我正在尝试在 Debian Bullseye 系统上安装/升级 nvidia gpu 驱动程序和相关软件,但遇到了麻烦。我尝试按照安装 cuda 的说明进行操作,但当我到达步骤 13.2.1“安装持久性守护进程”时,它失败并显示错误:
nvidia-persistenced failed to initialize. Check syslog for more details.
logfile shows:
Failed to query NVIDIA devices. Please ensure that the NVIDIA device files (/dev/nvidia*) exist, and that user 0 has read and write permissions for those files.
/dev 中没有 nvidia 文件
/usr/local/ 具有以下内容:
$ ls -dl /usr/local/cuda*
lrwxrwxrwx 1 root root 22 Sep 30 20:15 /usr/local/cuda -> /etc/alternatives/cuda
drwxr-xr-x 16 root root 4096 Jun 16 16:35 /usr/local/cuda-11.3
lrwxrwxrwx 1 root root 25 Sep 30 20:15 /usr/local/cuda-12 -> /etc/alternatives/cuda-12
drwxr-xr-x 15 root root 4096 Sep 30 20:15 /usr/local/cuda-12.2
$ ls -dl /etc/alternatives/cuda*
lrwxrwxrwx 1 root root 20 Sep 30 20:15 /etc/alternatives/cuda -> /usr/local/cuda-12.2
lrwxrwxrwx 1 root root 20 Sep 30 20:15 /etc/alternatives/cuda-12 -> /usr/local/cuda-12.2
gpu 似乎在那里:
sudo nvidia-smi
Sat Sep 30 21:51:02 2023
+---------------------------------------------------------------------------------------+
| NVIDIA-SMI 535.104.05 Driver Version: 535.104.05 CUDA Version: 12.2 |
|-----------------------------------------+----------------------+----------------------+
| GPU Name Persistence-M | Bus-Id Disp.A | Volatile Uncorr. ECC |
| Fan Temp Perf Pwr:Usage/Cap | Memory-Usage | GPU-Util Compute M. |
| | | MIG M. |
|=========================================+======================+======================|
| 0 NVIDIA A100-SXM4-40GB Off | 00000000:00:04.0 Off | 0 |
| N/A 32C P0 49W / 400W | 4MiB / 40960MiB | 26% Default |
| | | Disabled |
+-----------------------------------------+----------------------+----------------------+
+---------------------------------------------------------------------------------------+
| Processes: |
| GPU GI CI PID Type Process name GPU Memory |
| ID ID Usage |
|=======================================================================================|
| No running processes found |
+---------------------------------------------------------------------------------------+
当最初构建这个 GCE 系统时,有一个可以运行的 cuda-11 安装,但我担心我把一切都搞砸了,而且不确定如何继续。
答案1
我不清楚到底出了什么问题,但我通过完全删除已安装的 cuda 和驱动程序(独立删除和在 conda 环境中删除),然后重新安装解决了这个问题。这可能是由于 conda 安装的东西是旧版本,并且最初没有删除它。

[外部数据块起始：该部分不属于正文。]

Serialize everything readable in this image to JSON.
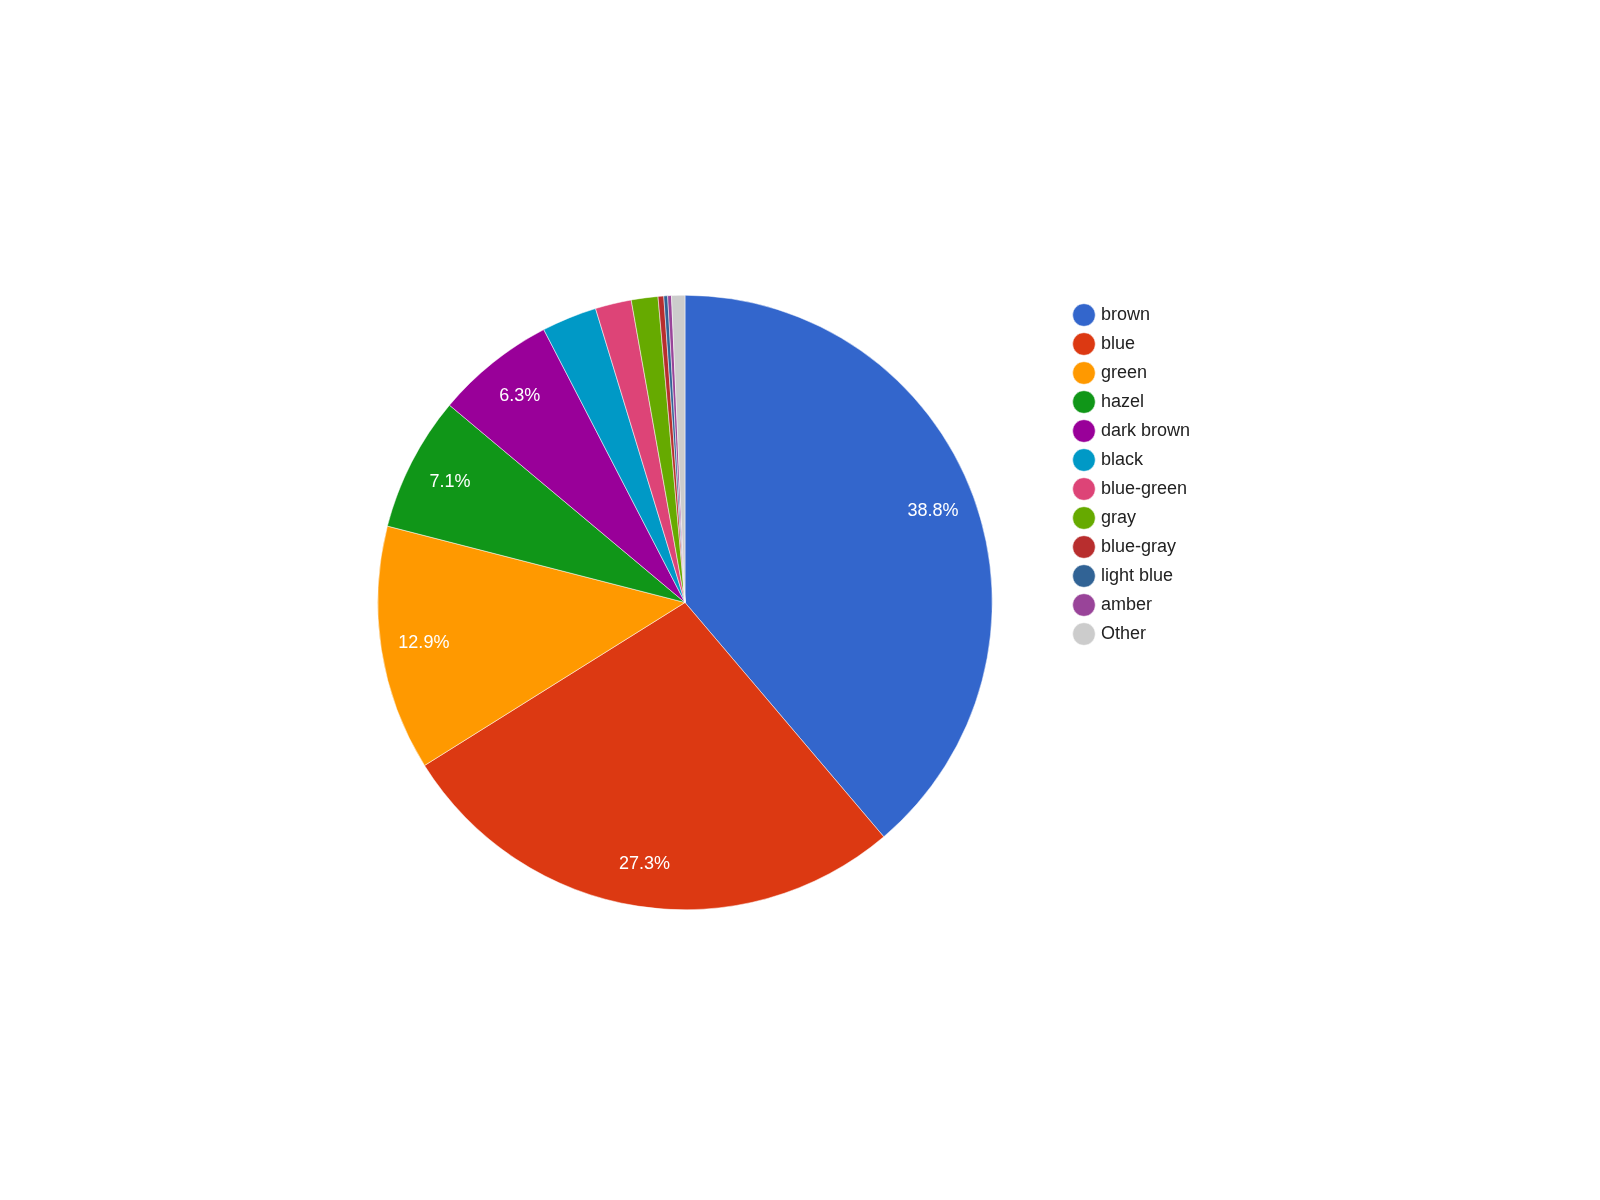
{
  "chart_data": {
    "type": "pie",
    "categories": [
      "brown",
      "blue",
      "green",
      "hazel",
      "dark brown",
      "black",
      "blue-green",
      "gray",
      "blue-gray",
      "light blue",
      "amber",
      "Other"
    ],
    "values": [
      38.8,
      27.3,
      12.9,
      7.1,
      6.3,
      2.9,
      1.9,
      1.4,
      0.3,
      0.2,
      0.2,
      0.7
    ],
    "colors": [
      "#3366cc",
      "#dc3912",
      "#ff9900",
      "#109618",
      "#990099",
      "#0099c6",
      "#dd4477",
      "#66aa00",
      "#b82e2e",
      "#316395",
      "#994499",
      "#cccccc"
    ],
    "value_labels": [
      "38.8%",
      "27.3%",
      "12.9%",
      "7.1%",
      "6.3%",
      null,
      null,
      null,
      null,
      null,
      null,
      null
    ],
    "legend": "right"
  }
}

$ sudo apt-get --purge remove "*cuda*" "*cublas*" "*cufft*" "*cufile*" "*curand*" "*cusolver*" "*cusparse*" "*gds-tools*" "*npp*" "*nvjpeg*" "nsight*" "*nvvm*"
$ sudo apt-get --purge remove "*nvidia*" "libxnvctrl*"
$ sudo /opt/conda/condabin/conda remove cuda
$ wget https://developer.download.nvidia.com/compute/cuda/repos/debian11/x86_64/cuda-keyring_1.1-1_all.deb
$ sudo dpkg -i cuda-keyring_1.1-1_all.deb
$ sudo apt-get update
$ sudo apt-get install cuda
(got message about mis-matched drivers, suggesting reboot)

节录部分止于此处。